On Thursday, the Labor Department reported that third-quarter, nonfarm business productivity rose at a seasonally adjusted, annual rate of 1.9%, the smallest increase in two years. A day earlier, the Commerce Department said factory orders for computer and related products wares increased by 10.9% in September from a year earlier, 0.1% lower than all factory orders.
Except for two quarters in 2002, nonfarm productivity rose for the past 2 1/2 years at a seasonally adjusted annual rate ranging from 3.1% to 6.9%. The government revised its second quarter productivity growth rate to 3.9%.
Economists, including Federal Reserve Board chairman Alan Greenspan, have credited IT with helping businesses increase productivity, defined as the output produced by each worker. Indeed, a major factor behind the so-called "jobless recovery"--in which the economy expanded in the past few years while job growth remained relatively flat--was the widespread adoption of IT. That meant businesses could produce more products and services with fewer workers. But, as IT has become widely embedded into the corporate framework, the efficiency gains created by technology have been nearly exhausted, and companies must increase payrolls to grow further. Costlier payrolls drive down productivity; simply, it costs more to produce each dollar of goods and services with a larger workforce.

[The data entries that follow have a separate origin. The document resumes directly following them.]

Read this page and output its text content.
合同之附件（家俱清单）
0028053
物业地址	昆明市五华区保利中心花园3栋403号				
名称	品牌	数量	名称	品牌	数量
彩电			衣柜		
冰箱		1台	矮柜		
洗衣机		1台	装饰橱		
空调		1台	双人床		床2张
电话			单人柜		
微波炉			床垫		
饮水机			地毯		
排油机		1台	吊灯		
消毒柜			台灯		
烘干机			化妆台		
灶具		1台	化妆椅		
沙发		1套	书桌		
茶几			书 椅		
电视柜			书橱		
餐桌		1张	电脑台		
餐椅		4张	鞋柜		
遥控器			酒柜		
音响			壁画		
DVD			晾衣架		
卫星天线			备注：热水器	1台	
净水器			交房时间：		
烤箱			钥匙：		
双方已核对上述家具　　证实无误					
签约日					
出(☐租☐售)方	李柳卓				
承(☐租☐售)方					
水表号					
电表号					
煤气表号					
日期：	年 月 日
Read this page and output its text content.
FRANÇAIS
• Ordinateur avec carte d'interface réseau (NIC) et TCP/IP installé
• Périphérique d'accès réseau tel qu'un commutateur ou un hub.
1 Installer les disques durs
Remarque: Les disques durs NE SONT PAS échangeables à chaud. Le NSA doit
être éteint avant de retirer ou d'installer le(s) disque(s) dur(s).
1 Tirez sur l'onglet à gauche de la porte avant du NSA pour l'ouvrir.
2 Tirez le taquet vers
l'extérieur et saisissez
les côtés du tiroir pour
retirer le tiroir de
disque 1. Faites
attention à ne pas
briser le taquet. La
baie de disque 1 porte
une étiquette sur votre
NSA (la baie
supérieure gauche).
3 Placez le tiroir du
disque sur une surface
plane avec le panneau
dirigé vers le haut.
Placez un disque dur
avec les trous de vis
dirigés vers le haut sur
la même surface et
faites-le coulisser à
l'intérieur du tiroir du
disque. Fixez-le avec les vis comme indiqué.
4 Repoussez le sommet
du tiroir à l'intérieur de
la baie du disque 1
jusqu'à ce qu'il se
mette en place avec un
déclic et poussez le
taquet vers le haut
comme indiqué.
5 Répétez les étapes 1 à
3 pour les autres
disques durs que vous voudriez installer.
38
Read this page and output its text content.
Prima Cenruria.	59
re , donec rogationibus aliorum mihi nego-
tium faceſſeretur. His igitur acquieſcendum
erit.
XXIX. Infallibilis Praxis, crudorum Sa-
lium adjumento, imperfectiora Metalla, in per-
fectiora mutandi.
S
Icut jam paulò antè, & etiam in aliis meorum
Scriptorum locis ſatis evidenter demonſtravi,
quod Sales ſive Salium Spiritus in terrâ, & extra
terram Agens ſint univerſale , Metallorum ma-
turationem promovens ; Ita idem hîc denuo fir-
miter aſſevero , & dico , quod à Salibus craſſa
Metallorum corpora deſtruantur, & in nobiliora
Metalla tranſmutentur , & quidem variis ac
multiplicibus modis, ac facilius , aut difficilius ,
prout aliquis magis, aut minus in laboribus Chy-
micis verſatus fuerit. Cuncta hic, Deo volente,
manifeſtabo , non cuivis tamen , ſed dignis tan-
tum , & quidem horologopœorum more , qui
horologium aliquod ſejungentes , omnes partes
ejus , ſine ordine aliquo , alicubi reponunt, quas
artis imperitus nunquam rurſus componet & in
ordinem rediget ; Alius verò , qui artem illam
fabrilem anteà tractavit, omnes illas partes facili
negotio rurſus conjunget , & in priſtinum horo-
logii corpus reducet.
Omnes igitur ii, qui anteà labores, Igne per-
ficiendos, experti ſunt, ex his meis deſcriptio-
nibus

The latest Commerce report showed that the value of shipments for computer wares, like computer orders, slightly trailed shipments of all manufactured products. Shipments of computers and related products in September rose 10.3% higher than they were a year earlier; by comparison, shipments of all factory goods increased 11.6%. Inventories of computers and related products grew 7.3% in September over a year earlier. By comparison, the inventory for all factory-produced goods grew 5.9% in the past year. Higher inventory levels cost manufacturers money since products sitting in warehouses don't generate revenue.